Review: Wicked: Legacy and Spellbound by Nancy Holder and Debbie Viguie

Holly Cathers is not the same person she was almost a year and a half ago. After discovering her connection to an ancient legacy of witches, Holly has accepted her destiny as a descendant of the House of Cahors and is determined to end an intergenerational feud that has plagued her family for centuries. But Holly will have to overcome unworldly obstacles as she battles to protect her loved ones – including Jer, a member of the rival House of Deveraux and her one true love. A war of magical proportions is being waged, and Holly is right in the middle of it.
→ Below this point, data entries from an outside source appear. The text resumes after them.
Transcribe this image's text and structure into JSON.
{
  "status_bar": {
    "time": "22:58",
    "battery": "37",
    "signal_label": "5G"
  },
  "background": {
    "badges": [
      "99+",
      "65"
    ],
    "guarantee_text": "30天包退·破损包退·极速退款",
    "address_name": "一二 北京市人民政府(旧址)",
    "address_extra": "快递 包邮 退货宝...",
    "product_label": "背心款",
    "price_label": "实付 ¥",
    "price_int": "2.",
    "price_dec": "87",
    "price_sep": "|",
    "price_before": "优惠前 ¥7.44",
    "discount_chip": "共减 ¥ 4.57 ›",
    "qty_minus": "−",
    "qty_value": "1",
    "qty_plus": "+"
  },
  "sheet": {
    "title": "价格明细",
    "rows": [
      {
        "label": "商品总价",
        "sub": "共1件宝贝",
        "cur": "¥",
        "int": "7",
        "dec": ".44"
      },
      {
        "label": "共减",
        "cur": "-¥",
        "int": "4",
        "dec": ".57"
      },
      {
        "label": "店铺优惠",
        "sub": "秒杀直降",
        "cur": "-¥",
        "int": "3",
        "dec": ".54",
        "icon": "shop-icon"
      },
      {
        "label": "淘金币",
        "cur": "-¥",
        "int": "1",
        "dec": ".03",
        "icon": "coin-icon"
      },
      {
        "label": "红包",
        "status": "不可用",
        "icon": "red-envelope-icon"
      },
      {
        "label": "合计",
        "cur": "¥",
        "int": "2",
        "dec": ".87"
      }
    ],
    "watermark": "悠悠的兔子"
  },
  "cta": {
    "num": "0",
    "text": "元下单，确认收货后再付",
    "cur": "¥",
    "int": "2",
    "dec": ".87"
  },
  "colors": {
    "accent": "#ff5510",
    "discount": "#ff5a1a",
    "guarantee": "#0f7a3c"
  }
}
Lives will be lost, and sacrificed will have to be made.
This chunky volume comprises books three and four of the Wicked series by Nancy Holder and Debby ViguiĆ© and follows the publication of Wicked – Witch and Curse, the first two books, last September. The fifth and final book, Resurrection, is due for publication in April.
Legacy picks up where the second book, Cursed, left off, both in terms of the plot and the continued magical development of Holly and her Cathers cousins, Nicole and Amanda.  It opens with Holly, and what remains of her coven, en route to London to rescue Nicole, who has been abducted by members of the Deveraux family and the Supreme Coven to whom they hold allegiance.  Newly found abilities enable Holly to rescue first Jer and then Nicole and they all escape back to America where they come under an attack of almost cosmic force from Jer’s father, Michael Deveraux.
By the end of Legacy, the coven is once again in complete disarray with neither Jer nor Holly in any state to help. Spellbound provides some resolution and introduces an entirely new character, Alex, to the coven. Whether he is a force for the good or the bad, however, remains to be seen.
There is plenty of action, mostly involving a vast array of magical pyrotechnics, although with a few conventional arms thrown in to leaven the mix. When not in the middle of the action, Holly and Jer struggle to disentangle their own personalities and desires from the weighty expectations of their family histories, and to understand their personal positions in what is essentially a conventional battle between good and evil. As with the previous books, an assortment of Cathers , Deveraux, and now Moores (the Supreme Coven’s controlling family) ancestors play their role, taking the reader to thirteenth century France, and also early twentieth century USA and late eighteenth century Australia. Add elements of Wicca, Voodoo, Shamanism and even Christian exorcism into the mix and you have a story that rips along at a ferocious pace and is a real page turner.